Portion: Deuteronomy 33 - to the end of chumash; Genesis 1:1 - 2:3

Haftorah: Joshua I

On Simchat Torah, the Torah is concluded and is begun again from the beginning. Thus, on the day of Rejoicing with the Torah we complete the yearly cycle of the weekly readings of the Torah, and begin it anew.

Three scrolls are taken out on simchat Torah. In the first one we read the last portion of chumash --V'zoth ha'Brachah. The reading is divided up into two parts. The first part is read and re-read as many times as is necessary, in order to give every one, from the age of Bar-mitzvah and up, an opportunity to be called up to the Torah. To save time, several men may be called up together.

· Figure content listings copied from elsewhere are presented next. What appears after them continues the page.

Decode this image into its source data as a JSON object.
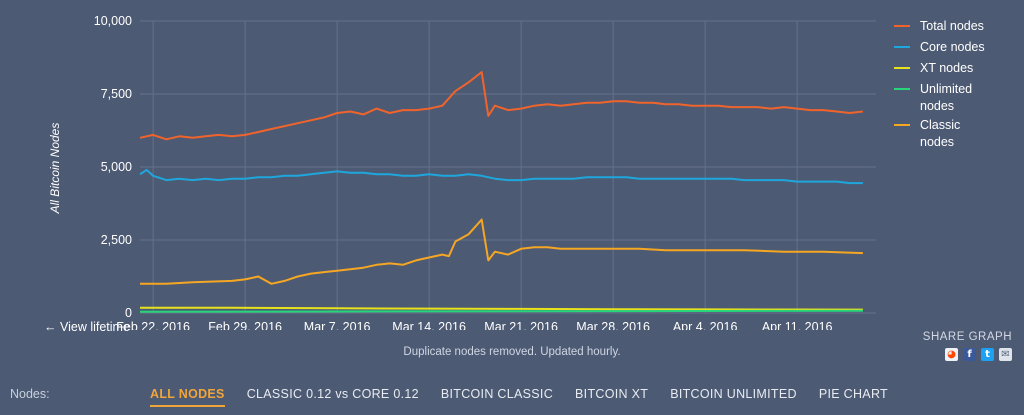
{
  "chart_data": {
    "type": "line",
    "ylabel": "All Bitcoin Nodes",
    "ylim": [
      0,
      10000
    ],
    "yticks": [
      {
        "value": 0,
        "label": "0"
      },
      {
        "value": 2500,
        "label": "2,500"
      },
      {
        "value": 5000,
        "label": "5,000"
      },
      {
        "value": 7500,
        "label": "7,500"
      },
      {
        "value": 10000,
        "label": "10,000"
      }
    ],
    "xlim": [
      "2016-02-21",
      "2016-04-17"
    ],
    "xticks": [
      {
        "date": "2016-02-22",
        "label": "Feb 22, 2016"
      },
      {
        "date": "2016-02-29",
        "label": "Feb 29, 2016"
      },
      {
        "date": "2016-03-07",
        "label": "Mar 7, 2016"
      },
      {
        "date": "2016-03-14",
        "label": "Mar 14, 2016"
      },
      {
        "date": "2016-03-21",
        "label": "Mar 21, 2016"
      },
      {
        "date": "2016-03-28",
        "label": "Mar 28, 2016"
      },
      {
        "date": "2016-04-04",
        "label": "Apr 4, 2016"
      },
      {
        "date": "2016-04-11",
        "label": "Apr 11, 2016"
      }
    ],
    "grid": true,
    "legend": "right",
    "series": [
      {
        "name": "Total nodes",
        "color": "#f0642c",
        "points": [
          [
            "2016-02-21",
            6000
          ],
          [
            "2016-02-22",
            6100
          ],
          [
            "2016-02-23",
            5950
          ],
          [
            "2016-02-24",
            6050
          ],
          [
            "2016-02-25",
            6000
          ],
          [
            "2016-02-26",
            6050
          ],
          [
            "2016-02-27",
            6100
          ],
          [
            "2016-02-28",
            6050
          ],
          [
            "2016-02-29",
            6100
          ],
          [
            "2016-03-01",
            6200
          ],
          [
            "2016-03-02",
            6300
          ],
          [
            "2016-03-03",
            6400
          ],
          [
            "2016-03-04",
            6500
          ],
          [
            "2016-03-05",
            6600
          ],
          [
            "2016-03-06",
            6700
          ],
          [
            "2016-03-07",
            6850
          ],
          [
            "2016-03-08",
            6900
          ],
          [
            "2016-03-09",
            6800
          ],
          [
            "2016-03-10",
            7000
          ],
          [
            "2016-03-11",
            6850
          ],
          [
            "2016-03-12",
            6950
          ],
          [
            "2016-03-13",
            6950
          ],
          [
            "2016-03-14",
            7000
          ],
          [
            "2016-03-15",
            7100
          ],
          [
            "2016-03-16",
            7600
          ],
          [
            "2016-03-17",
            7900
          ],
          [
            "2016-03-18",
            8250
          ],
          [
            "2016-03-18T12:00",
            6750
          ],
          [
            "2016-03-19",
            7100
          ],
          [
            "2016-03-20",
            6950
          ],
          [
            "2016-03-21",
            7000
          ],
          [
            "2016-03-22",
            7100
          ],
          [
            "2016-03-23",
            7150
          ],
          [
            "2016-03-24",
            7100
          ],
          [
            "2016-03-25",
            7150
          ],
          [
            "2016-03-26",
            7200
          ],
          [
            "2016-03-27",
            7200
          ],
          [
            "2016-03-28",
            7250
          ],
          [
            "2016-03-29",
            7250
          ],
          [
            "2016-03-30",
            7200
          ],
          [
            "2016-03-31",
            7200
          ],
          [
            "2016-04-01",
            7150
          ],
          [
            "2016-04-02",
            7150
          ],
          [
            "2016-04-03",
            7100
          ],
          [
            "2016-04-04",
            7100
          ],
          [
            "2016-04-05",
            7100
          ],
          [
            "2016-04-06",
            7050
          ],
          [
            "2016-04-07",
            7050
          ],
          [
            "2016-04-08",
            7050
          ],
          [
            "2016-04-09",
            7000
          ],
          [
            "2016-04-10",
            7050
          ],
          [
            "2016-04-11",
            7000
          ],
          [
            "2016-04-12",
            6950
          ],
          [
            "2016-04-13",
            6950
          ],
          [
            "2016-04-14",
            6900
          ],
          [
            "2016-04-15",
            6850
          ],
          [
            "2016-04-16",
            6900
          ]
        ]
      },
      {
        "name": "Core nodes",
        "color": "#1ea7dd",
        "points": [
          [
            "2016-02-21",
            4750
          ],
          [
            "2016-02-21T12:00",
            4900
          ],
          [
            "2016-02-22",
            4700
          ],
          [
            "2016-02-23",
            4550
          ],
          [
            "2016-02-24",
            4600
          ],
          [
            "2016-02-25",
            4550
          ],
          [
            "2016-02-26",
            4600
          ],
          [
            "2016-02-27",
            4550
          ],
          [
            "2016-02-28",
            4600
          ],
          [
            "2016-02-29",
            4600
          ],
          [
            "2016-03-01",
            4650
          ],
          [
            "2016-03-02",
            4650
          ],
          [
            "2016-03-03",
            4700
          ],
          [
            "2016-03-04",
            4700
          ],
          [
            "2016-03-05",
            4750
          ],
          [
            "2016-03-06",
            4800
          ],
          [
            "2016-03-07",
            4850
          ],
          [
            "2016-03-08",
            4800
          ],
          [
            "2016-03-09",
            4800
          ],
          [
            "2016-03-10",
            4750
          ],
          [
            "2016-03-11",
            4750
          ],
          [
            "2016-03-12",
            4700
          ],
          [
            "2016-03-13",
            4700
          ],
          [
            "2016-03-14",
            4750
          ],
          [
            "2016-03-15",
            4700
          ],
          [
            "2016-03-16",
            4700
          ],
          [
            "2016-03-17",
            4750
          ],
          [
            "2016-03-18",
            4700
          ],
          [
            "2016-03-19",
            4600
          ],
          [
            "2016-03-20",
            4550
          ],
          [
            "2016-03-21",
            4550
          ],
          [
            "2016-03-22",
            4600
          ],
          [
            "2016-03-23",
            4600
          ],
          [
            "2016-03-24",
            4600
          ],
          [
            "2016-03-25",
            4600
          ],
          [
            "2016-03-26",
            4650
          ],
          [
            "2016-03-27",
            4650
          ],
          [
            "2016-03-28",
            4650
          ],
          [
            "2016-03-29",
            4650
          ],
          [
            "2016-03-30",
            4600
          ],
          [
            "2016-03-31",
            4600
          ],
          [
            "2016-04-01",
            4600
          ],
          [
            "2016-04-02",
            4600
          ],
          [
            "2016-04-03",
            4600
          ],
          [
            "2016-04-04",
            4600
          ],
          [
            "2016-04-05",
            4600
          ],
          [
            "2016-04-06",
            4600
          ],
          [
            "2016-04-07",
            4550
          ],
          [
            "2016-04-08",
            4550
          ],
          [
            "2016-04-09",
            4550
          ],
          [
            "2016-04-10",
            4550
          ],
          [
            "2016-04-11",
            4500
          ],
          [
            "2016-04-12",
            4500
          ],
          [
            "2016-04-13",
            4500
          ],
          [
            "2016-04-14",
            4500
          ],
          [
            "2016-04-15",
            4450
          ],
          [
            "2016-04-16",
            4450
          ]
        ]
      },
      {
        "name": "XT nodes",
        "color": "#e8e21c",
        "points": [
          [
            "2016-02-21",
            180
          ],
          [
            "2016-02-28",
            180
          ],
          [
            "2016-03-07",
            160
          ],
          [
            "2016-03-14",
            150
          ],
          [
            "2016-03-21",
            140
          ],
          [
            "2016-03-28",
            130
          ],
          [
            "2016-04-04",
            125
          ],
          [
            "2016-04-11",
            120
          ],
          [
            "2016-04-16",
            115
          ]
        ]
      },
      {
        "name": "Unlimited\nnodes",
        "color": "#27d67a",
        "points": [
          [
            "2016-02-21",
            40
          ],
          [
            "2016-03-07",
            50
          ],
          [
            "2016-03-21",
            60
          ],
          [
            "2016-04-04",
            70
          ],
          [
            "2016-04-16",
            80
          ]
        ]
      },
      {
        "name": "Classic\nnodes",
        "color": "#f5a623",
        "points": [
          [
            "2016-02-21",
            1000
          ],
          [
            "2016-02-23",
            1000
          ],
          [
            "2016-02-25",
            1050
          ],
          [
            "2016-02-28",
            1100
          ],
          [
            "2016-02-29",
            1150
          ],
          [
            "2016-03-01",
            1250
          ],
          [
            "2016-03-02",
            1000
          ],
          [
            "2016-03-03",
            1100
          ],
          [
            "2016-03-04",
            1250
          ],
          [
            "2016-03-05",
            1350
          ],
          [
            "2016-03-06",
            1400
          ],
          [
            "2016-03-07",
            1450
          ],
          [
            "2016-03-09",
            1550
          ],
          [
            "2016-03-10",
            1650
          ],
          [
            "2016-03-11",
            1700
          ],
          [
            "2016-03-12",
            1650
          ],
          [
            "2016-03-13",
            1800
          ],
          [
            "2016-03-14",
            1900
          ],
          [
            "2016-03-15",
            2000
          ],
          [
            "2016-03-15T12:00",
            1950
          ],
          [
            "2016-03-16",
            2450
          ],
          [
            "2016-03-17",
            2700
          ],
          [
            "2016-03-18",
            3200
          ],
          [
            "2016-03-18T12:00",
            1800
          ],
          [
            "2016-03-19",
            2100
          ],
          [
            "2016-03-20",
            2000
          ],
          [
            "2016-03-21",
            2200
          ],
          [
            "2016-03-22",
            2250
          ],
          [
            "2016-03-23",
            2250
          ],
          [
            "2016-03-24",
            2200
          ],
          [
            "2016-03-25",
            2200
          ],
          [
            "2016-03-26",
            2200
          ],
          [
            "2016-03-28",
            2200
          ],
          [
            "2016-03-30",
            2200
          ],
          [
            "2016-04-01",
            2150
          ],
          [
            "2016-04-04",
            2150
          ],
          [
            "2016-04-07",
            2150
          ],
          [
            "2016-04-10",
            2100
          ],
          [
            "2016-04-13",
            2100
          ],
          [
            "2016-04-16",
            2050
          ]
        ]
      }
    ]
  },
  "view_lifetime": "← View lifetime",
  "note": "Duplicate nodes removed. Updated hourly.",
  "share": {
    "title": "SHARE GRAPH",
    "icons": [
      "reddit-icon",
      "facebook-icon",
      "twitter-icon",
      "email-icon"
    ]
  },
  "nav": {
    "label": "Nodes:",
    "tabs": [
      "ALL NODES",
      "CLASSIC 0.12 vs CORE 0.12",
      "BITCOIN CLASSIC",
      "BITCOIN XT",
      "BITCOIN UNLIMITED",
      "PIE CHART"
    ],
    "active": 0
  }
}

The contents of this part are clear from the opening words, "And this is the blessing wherewith Moses, the man of G‑d, blessed the children of Israel before his death." Moses mentions every tribe by name and blesses each one individually, and all Israel together. The last person of this group is called up "With all the boys," that is, with all the boys under thirteen years of age.

After the reading, a special prayer is recited on behalf of the boys: "The angel who redeemed me from all evil, bless the lads; and let my name be named on them, and the name of my fathers Abraham and Isaac; and may they grow into a multitude in the midst of the earth." This blessing was originally bestowed by Jacob on his grandchildren Manasseh and Ephraim (Genesis 48:16). Needless to say, it is an exciting and inspiring moment for the boys of pre Bar-mitzvah age, since it is generally the only occasion during the year when they are called up to the Torah.

The second part (from 33:27 to the end of the Torah) is reserved for the "Bridegroom of the Torah" (Chatan Torah), usually a distinguished and learned member of the congregation, since this reading concludes the Torah. Before he is called up, a special blessing is recited for him, This closing section of the Torah tells of the passing on of Moses at the age of one hundred and twenty years, after seeing the Promised Land from a distance, standing on the peak of Mount Nebo. The Torah tells us that Moses died "by the Mouth of G‑d," and was buried by G‑d in the valley below, in the land of Moab, "and no one knows his burial place to this day." The children of Israel wept for Moses thirty days, but they had not been left without a leader, for "Joshua the son of Nun was full of the spirit of wisdom," and he had been appointed by Moses, at G‑d's command, to succeed him. In the concluding verses, the Torah tells us that there was not a prophet like Moses before of after him, "whom G‑d knew face to face."

For the very last verse the congregants rise to their feet, and at the conclusion exclaim: "Be strong, be strong, and let us strengthen each other!" —a determined call to continue reading, studying and following the Torah with ever growing devotion. Our Sages tell us that these last verses of the Torah, like every other word of it, were written by Moses himself, by the word of G‑d, "G‑d dictating, and Moses writing it down with tears in his eyes."

In the second scroll, the Torah is begun from the beginning, from Genesis. This reading is reserved for the "Bridegroom of Bereishit" (Chatan Bereishith), and the honor is again accorded to a distinguished, pious gentleman. Before being called, a special blessing is recited for him, too, as in the case of the other "Bridegroom." During the reading, when the Reader reaches the verse "And it was evening, and it was morning, the first day," the entire congregation recites this verse in unison, which is then repeated by the Reader. The same procedure is followed in the case of all the other Days of Creation. The final section, including the entire portion of Vayechulu (which forms the first part of the Friday-night Kiddush) is likewise recited by the entire congregation and repeated by the Reader.

In the third scroll the portion of maftir is read, which is the same that was read on the day before (Shemini Atzeret). The haftorah is taken from the first chapter of Joshua. The connection is obvious. Joshua was the successor of Moses, and the Book of Joshua, the first of the collection of the Books of the Prophets, is the continuation of the Torah. Thus the Tradition was handed down from Moses to Joshua, and from Joshua to the Elders, and from the Elders to the Prophets, and so on, in an unbroken chain, to this very day.

The last Shabbat of the month of Tishrei is called Shabbat Bereishit, because we read on it this portion in its entirety. Thus, at the end of all the festivals of Tishrei we come back to Bereishit, to the Beginning. Here is an indication that the beginning of all wisdom is to know that G‑d is the Creator and Master of the world. Coming back to the Beginning further indicates that we never "finish," nor "graduate," as far as the Torah is concerned. Truly endless is the Torah, "longer than the earth, wider than the ocean," for it is the wisdom of G‑d, the Infinite.

It is on this note that the Jew leaves the month of Tishrei and begins his daily life in the new year. Inspired and enriched by the religious experiences of every variety —with which the month of Tishrei is so rich— he can face every challenge in his daily life with courage and fortitude, in the knowledge that he is a link in the eternal chain which unites Israel with G‑d, through the Torah.